TEMPO.CO, Jerusalem - The U.S. Vice President Mike Pence said on Tuesday the timing of a long-awaited U.S. Middle East peace initiative depended on the return of Palestinians to negotiations.
President Donald Trump's advisers have been working on the outlines of a plan for some time. But Palestinians ruled out Washington as a peace broker after the U.S. president's Dec. 6 recognition of Jerusalem as Israel's capital.
"The White House has been working with our partners in the region to see if we can develop a framework for peace," Pence told Reuters in an interview in Jerusalem on the last leg of his three-day Middle East trip. "It all just depends now on when the Palestinians are going to come back to the table."
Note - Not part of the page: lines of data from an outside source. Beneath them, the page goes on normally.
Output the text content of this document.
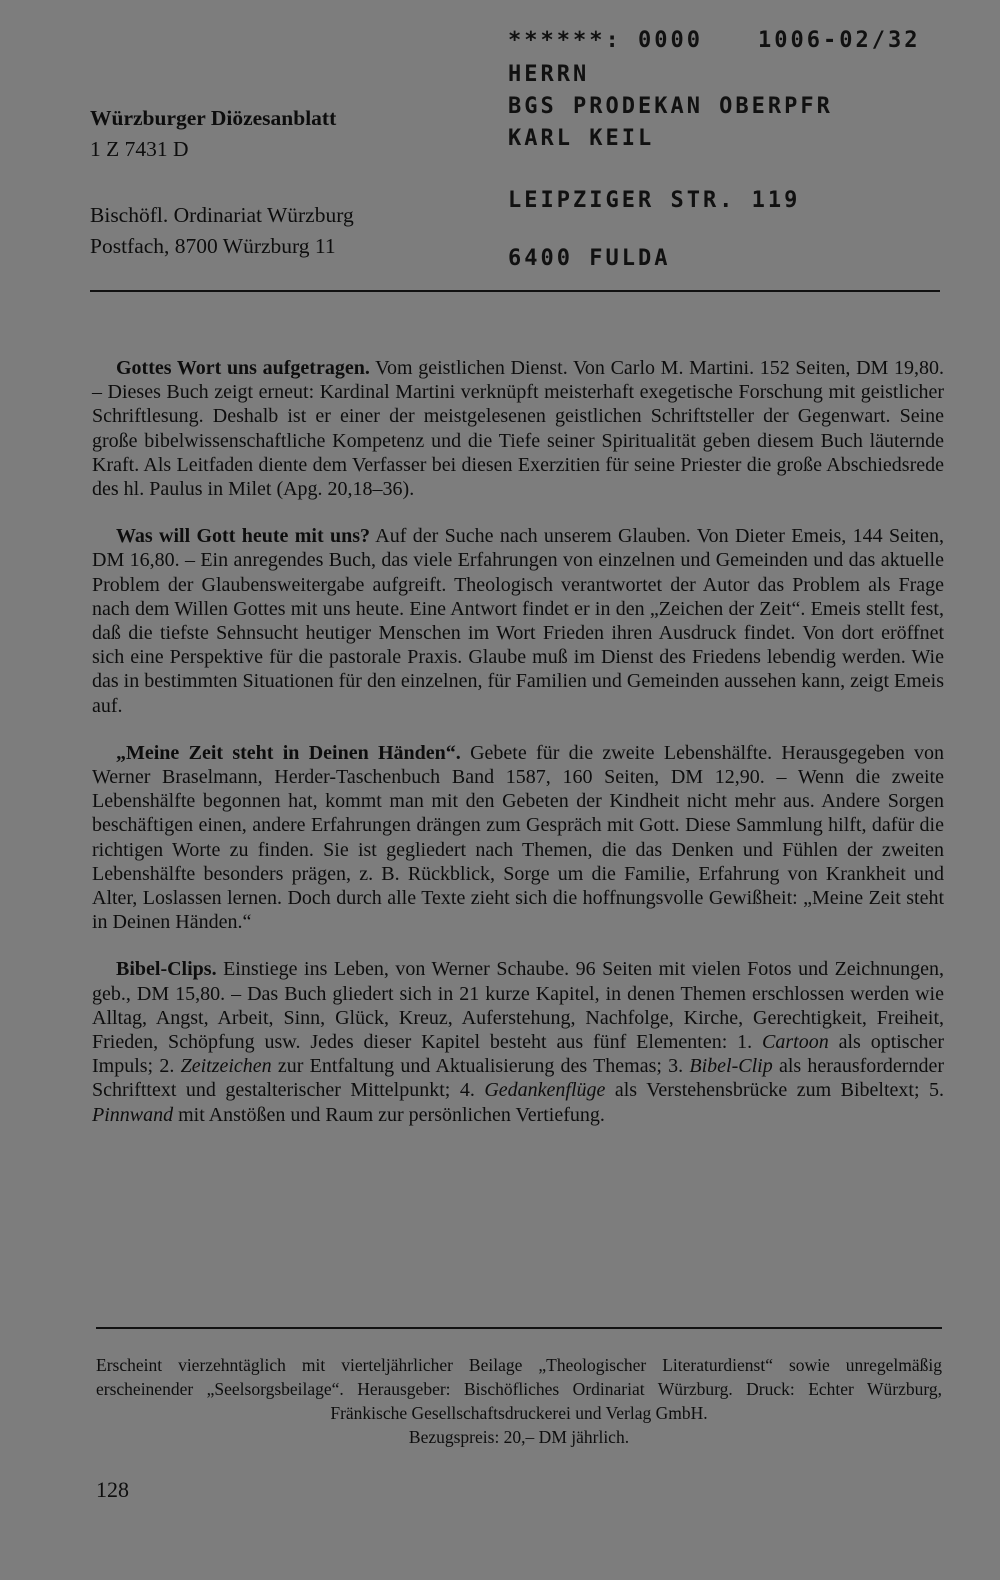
Würzburger Diözesanblatt
1 Z 7431 D
Bischöfl. Ordinariat Würzburg
Postfach, 8700 Würzburg 11
******: 0000	1006-02/32
HERRN
BGS PRODEKAN OBERPFR
KARL KEIL
LEIPZIGER STR. 119
6400 FULDA

Gottes Wort uns aufgetragen. Vom geistlichen Dienst. Von Carlo M. Martini. 152 Seiten, DM 19,80. – Dieses Buch zeigt erneut: Kardinal Martini verknüpft meisterhaft exegetische Forschung mit geistlicher Schriftlesung. Deshalb ist er einer der meistgelesenen geistlichen Schriftsteller der Gegenwart. Seine große bibelwissenschaftliche Kompetenz und die Tiefe seiner Spiritualität geben diesem Buch läuternde Kraft. Als Leitfaden diente dem Verfasser bei diesen Exerzitien für seine Priester die große Abschiedsrede des hl. Paulus in Milet (Apg. 20,18–36).

Was will Gott heute mit uns? Auf der Suche nach unserem Glauben. Von Dieter Emeis, 144 Seiten, DM 16,80. – Ein anregendes Buch, das viele Erfahrungen von einzelnen und Gemeinden und das aktuelle Problem der Glaubensweitergabe aufgreift. Theologisch verantwortet der Autor das Problem als Frage nach dem Willen Gottes mit uns heute. Eine Antwort findet er in den „Zeichen der Zeit“. Emeis stellt fest, daß die tiefste Sehnsucht heutiger Menschen im Wort Frieden ihren Ausdruck findet. Von dort eröffnet sich eine Perspektive für die pastorale Praxis. Glaube muß im Dienst des Friedens lebendig werden. Wie das in bestimmten Situationen für den einzelnen, für Familien und Gemeinden aussehen kann, zeigt Emeis auf.

„Meine Zeit steht in Deinen Händen“. Gebete für die zweite Lebenshälfte. Herausgegeben von Werner Braselmann, Herder-Taschenbuch Band 1587, 160 Seiten, DM 12,90. – Wenn die zweite Lebenshälfte begonnen hat, kommt man mit den Gebeten der Kindheit nicht mehr aus. Andere Sorgen beschäftigen einen, andere Erfahrungen drängen zum Gespräch mit Gott. Diese Sammlung hilft, dafür die richtigen Worte zu finden. Sie ist gegliedert nach Themen, die das Denken und Fühlen der zweiten Lebenshälfte besonders prägen, z. B. Rückblick, Sorge um die Familie, Erfahrung von Krankheit und Alter, Loslassen lernen. Doch durch alle Texte zieht sich die hoffnungsvolle Gewißheit: „Meine Zeit steht in Deinen Händen.“

Bibel-Clips. Einstiege ins Leben, von Werner Schaube. 96 Seiten mit vielen Fotos und Zeichnungen, geb., DM 15,80. – Das Buch gliedert sich in 21 kurze Kapitel, in denen Themen erschlossen werden wie Alltag, Angst, Arbeit, Sinn, Glück, Kreuz, Auferstehung, Nachfolge, Kirche, Gerechtigkeit, Freiheit, Frieden, Schöpfung usw. Jedes dieser Kapitel besteht aus fünf Elementen: 1. Cartoon als optischer Impuls; 2. Zeitzeichen zur Entfaltung und Aktualisierung des Themas; 3. Bibel-Clip als herausfordernder Schrifttext und gestalterischer Mittelpunkt; 4. Gedankenflüge als Verstehensbrücke zum Bibeltext; 5. Pinnwand mit Anstößen und Raum zur persönlichen Vertiefung.

Erscheint vierzehntäglich mit vierteljährlicher Beilage „Theologischer Literaturdienst“ sowie unregelmäßig erscheinender „Seelsorgsbeilage“. Herausgeber: Bischöfliches Ordinariat Würzburg. Druck: Echter Würzburg, Fränkische Gesellschaftsdruckerei und Verlag GmbH.
Bezugspreis: 20,– DM jährlich.
128
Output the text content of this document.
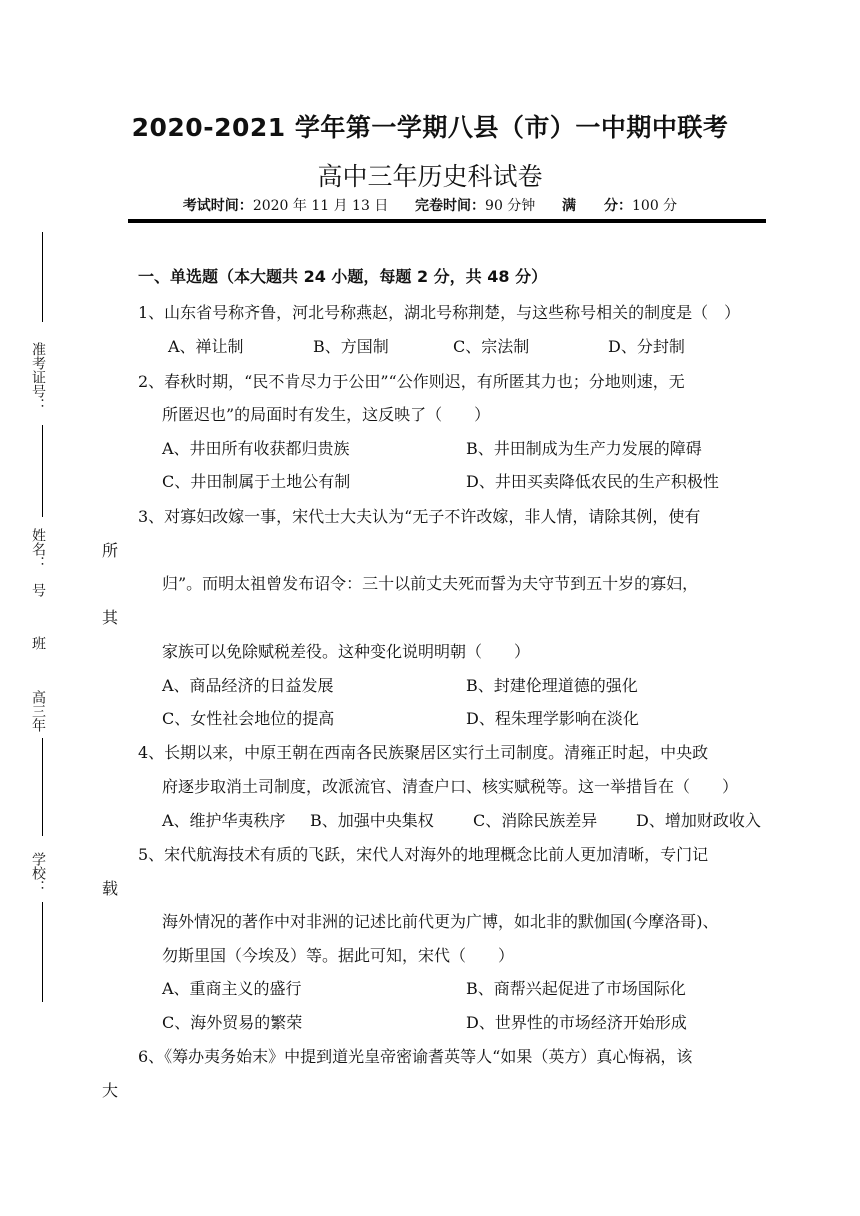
2020-2021 学年第一学期八县（市）一中期中联考
高中三年历史科试卷
考试时间：2020 年 11 月 13 日 完卷时间：90 分钟 满　　分：100 分
准考证号：
姓名：
号
班
高三年
学校：
一、单选题（本大题共 24 小题，每题 2 分，共 48 分）
1、山东省号称齐鲁，河北号称燕赵，湖北号称荆楚，与这些称号相关的制度是（　）
A、禅让制	B、方国制	C、宗法制	D、分封制
2、春秋时期，“民不肯尽力于公田”“公作则迟，有所匿其力也；分地则速，无
所匿迟也”的局面时有发生，这反映了（　　）
A、井田所有收获都归贵族	B、井田制成为生产力发展的障碍
C、井田制属于土地公有制	D、井田买卖降低农民的生产积极性
3、对寡妇改嫁一事，宋代士大夫认为“无子不许改嫁，非人情，请除其例，使有
所
归”。而明太祖曾发布诏令：三十以前丈夫死而誓为夫守节到五十岁的寡妇，
其
家族可以免除赋税差役。这种变化说明明朝（　　）
A、商品经济的日益发展	B、封建伦理道德的强化
C、女性社会地位的提高	D、程朱理学影响在淡化
4、长期以来，中原王朝在西南各民族聚居区实行土司制度。清雍正时起，中央政
府逐步取消土司制度，改派流官、清查户口、核实赋税等。这一举措旨在（　　）
A、维护华夷秩序 B、加强中央集权 C、消除民族差异 D、增加财政收入
5、宋代航海技术有质的飞跃，宋代人对海外的地理概念比前人更加清晰，专门记
载
海外情况的著作中对非洲的记述比前代更为广博，如北非的默伽国(今摩洛哥)、
勿斯里国（今埃及）等。据此可知，宋代（　　）
A、重商主义的盛行	B、商帮兴起促进了市场国际化
C、海外贸易的繁荣	D、世界性的市场经济开始形成
6、《筹办夷务始末》中提到道光皇帝密谕耆英等人“如果（英方）真心悔祸，该
大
Trump's Jerusalem move angered the Palestinians, sparked protests in the Middle East and raised concern among Western countries that it could further destabilize the region. Palestinians see East Jerusalem as the capital of a future state.
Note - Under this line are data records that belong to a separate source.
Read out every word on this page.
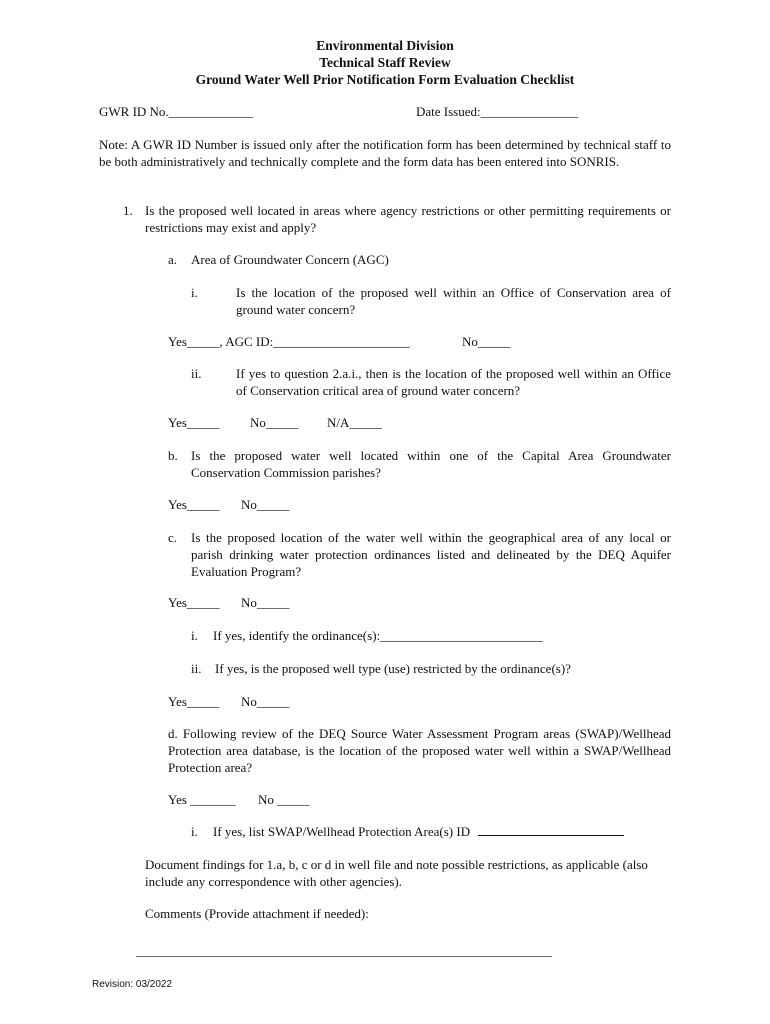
Environmental Division
Technical Staff Review
Ground Water Well Prior Notification Form Evaluation Checklist
GWR ID No._____________	Date Issued:_______________
Note: A GWR ID Number is issued only after the notification form has been determined by technical staff to be both administratively and technically complete and the form data has been entered into SONRIS.
1. Is the proposed well located in areas where agency restrictions or other permitting requirements or restrictions may exist and apply?
a. Area of Groundwater Concern (AGC)
i.	Is the location of the proposed well within an Office of Conservation area of ground water concern?
Yes_____, AGC ID:_____________________	No_____
ii.	If yes to question 2.a.i., then is the location of the proposed well within an Office of Conservation critical area of ground water concern?
Yes_____ No_____ N/A_____
b. Is the proposed water well located within one of the Capital Area Groundwater Conservation Commission parishes?
Yes_____ No_____
c. Is the proposed location of the water well within the geographical area of any local or parish drinking water protection ordinances listed and delineated by the DEQ Aquifer Evaluation Program?
Yes_____ No_____
i. If yes, identify the ordinance(s):_________________________
ii. If yes, is the proposed well type (use) restricted by the ordinance(s)?
Yes_____ No_____
d. Following review of the DEQ Source Water Assessment Program areas (SWAP)/Wellhead Protection area database, is the location of the proposed water well within a SWAP/Wellhead Protection area?
Yes _______ No _____
i. If yes, list SWAP/Wellhead Protection Area(s) ID
Document findings for 1.a, b, c or d in well file and note possible restrictions, as applicable (also include any correspondence with other agencies).
Comments (Provide attachment if needed):
________________________________________________________________
Revision: 03/2022
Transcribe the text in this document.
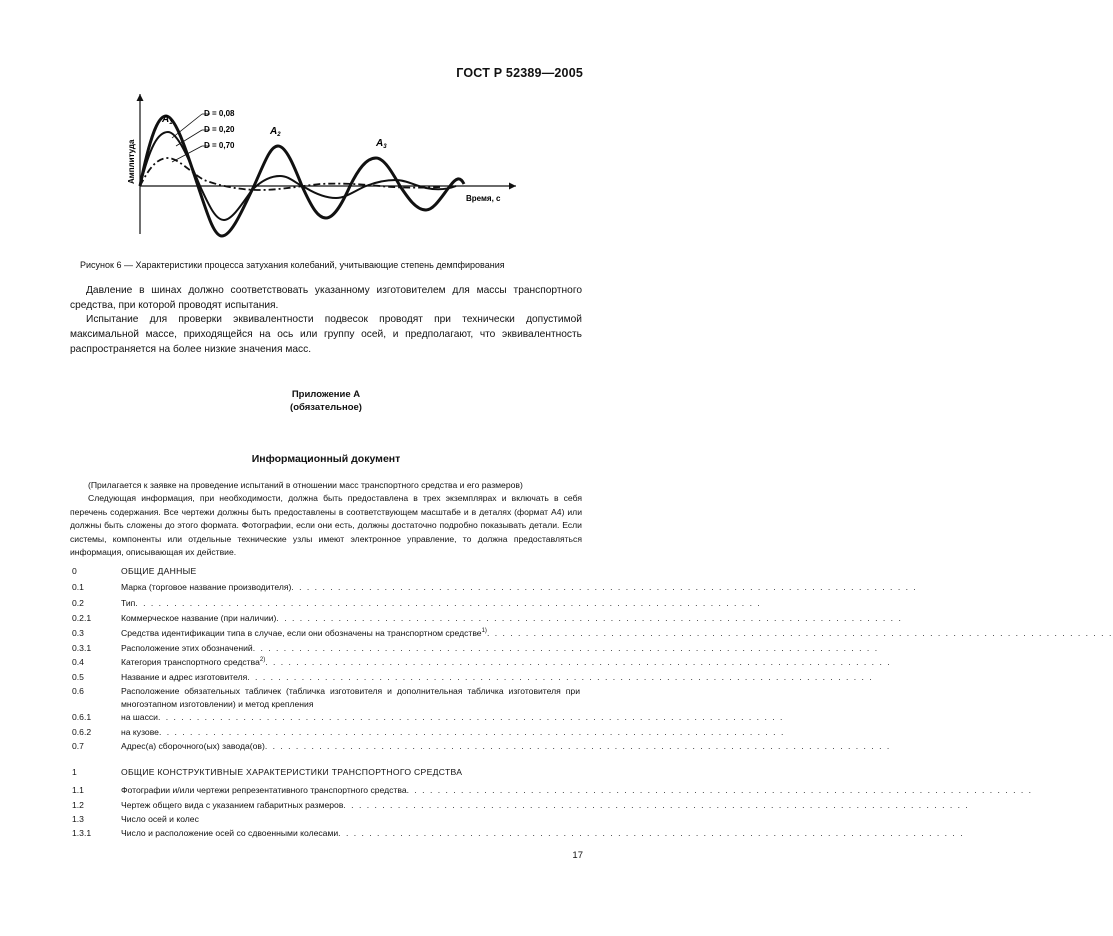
ГОСТ Р 52389—2005
Амплитуда
Время, с
$A_1$
$A_2$
$A_3$
D = 0,08
D = 0,20
D = 0,70
Рисунок 6 — Характеристики процесса затухания колебаний, учитывающие степень демпфирования
Давление в шинах должно соответствовать указанному изготовителем для массы транспортного средства, при которой проводят испытания.
Испытание для проверки эквивалентности подвесок проводят при технически допустимой максимальной массе, приходящейся на ось или группу осей, и предполагают, что эквивалентность распространяется на более низкие значения масс.
Приложение А
(обязательное)
Информационный документ
(Прилагается к заявке на проведение испытаний в отношении масс транспортного средства и его размеров)
Следующая информация, при необходимости, должна быть предоставлена в трех экземплярах и включать в себя перечень содержания. Все чертежи должны быть предоставлены в соответствующем масштабе и в деталях (формат А4) или должны быть сложены до этого формата. Фотографии, если они есть, должны достаточно подробно показывать детали. Если системы, компоненты или отдельные технические узлы имеют электронное управление, то должна предоставляться информация, описывающая их действие.
0	ОБЩИЕ ДАННЫЕ
0.1	Марка (торговое название производителя) . . . . . . . . . . . . . . . . . . . . . . . . . . . . . . . . . . . . . . . . . . . . . . . . . . . . . . . . . . . . . . . . . . . . . . . . . . . . . . . . .
0.2	Тип . . . . . . . . . . . . . . . . . . . . . . . . . . . . . . . . . . . . . . . . . . . . . . . . . . . . . . . . . . . . . . . . . . . . . . . . . . . . . . . . .
0.2.1	Коммерческое название (при наличии) . . . . . . . . . . . . . . . . . . . . . . . . . . . . . . . . . . . . . . . . . . . . . . . . . . . . . . . . . . . . . . . . . . . . . . . . . . . . . . . . .
0.3	Средства идентификации типа в случае, если они обозначены на транспортном средстве$^{1)}$ . . . . . . . . . . . . . . . . . . . . . . . . . . . . . . . . . . . . . . . . . . . . . . . . . . . . . . . . . . . . . . . . . . . . . . . . . . . . . . . . .
0.3.1	Расположение этих обозначений . . . . . . . . . . . . . . . . . . . . . . . . . . . . . . . . . . . . . . . . . . . . . . . . . . . . . . . . . . . . . . . . . . . . . . . . . . . . . . . . .
0.4	Категория транспортного средства$^{2)}$ . . . . . . . . . . . . . . . . . . . . . . . . . . . . . . . . . . . . . . . . . . . . . . . . . . . . . . . . . . . . . . . . . . . . . . . . . . . . . . . . .
0.5	Название и адрес изготовителя . . . . . . . . . . . . . . . . . . . . . . . . . . . . . . . . . . . . . . . . . . . . . . . . . . . . . . . . . . . . . . . . . . . . . . . . . . . . . . . . .
0.6	Расположение обязательных табличек (табличка изготовителя и дополнительная табличка изготовителя при многоэтапном изготовлении) и метод крепления
0.6.1	на шасси . . . . . . . . . . . . . . . . . . . . . . . . . . . . . . . . . . . . . . . . . . . . . . . . . . . . . . . . . . . . . . . . . . . . . . . . . . . . . . . . .
0.6.2	на кузове . . . . . . . . . . . . . . . . . . . . . . . . . . . . . . . . . . . . . . . . . . . . . . . . . . . . . . . . . . . . . . . . . . . . . . . . . . . . . . . . .
0.7	Адрес(а) сборочного(ых) завода(ов) . . . . . . . . . . . . . . . . . . . . . . . . . . . . . . . . . . . . . . . . . . . . . . . . . . . . . . . . . . . . . . . . . . . . . . . . . . . . . . . . .
1	ОБЩИЕ КОНСТРУКТИВНЫЕ ХАРАКТЕРИСТИКИ ТРАНСПОРТНОГО СРЕДСТВА
1.1	Фотографии и/или чертежи репрезентативного транспортного средства . . . . . . . . . . . . . . . . . . . . . . . . . . . . . . . . . . . . . . . . . . . . . . . . . . . . . . . . . . . . . . . . . . . . . . . . . . . . . . . . .
1.2	Чертеж общего вида с указанием габаритных размеров . . . . . . . . . . . . . . . . . . . . . . . . . . . . . . . . . . . . . . . . . . . . . . . . . . . . . . . . . . . . . . . . . . . . . . . . . . . . . . . . .
1.3	Число осей и колес
1.3.1	Число и расположение осей со сдвоенными колесами . . . . . . . . . . . . . . . . . . . . . . . . . . . . . . . . . . . . . . . . . . . . . . . . . . . . . . . . . . . . . . . . . . . . . . . . . . . . . . . . .
17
A White House official told reporters his hope was that the plan would be unveiled in 2018, but he declined to commit to a timeline, saying both sides had to be ready for it.
Pence said in the interview that he and the president believed the decision, under which the United States also plans to move its embassy to Israel from Tel Aviv to Jerusalem, would improve peacemaking prospects.
Pence discussed the Jerusalem issue during talks with Egypt's President Abdel Fattah al-Sisi on Saturday and Jordan's King Abdullah on Sunday. He said the two leaders had agreed to convey to the Palestinians that the United States was eager to resume peace talks.
"We want them (the Palestinians) to know the door is open. We understand they're unhappy with that decision but the president wanted me to convey our willingness and desire to be a part of the peace process going forward," Pence said.
Asked if the Egyptians and Jordanians had agreed to pressure the Palestinians to return to talks, Pence said: "I wouldn't characterize it as that."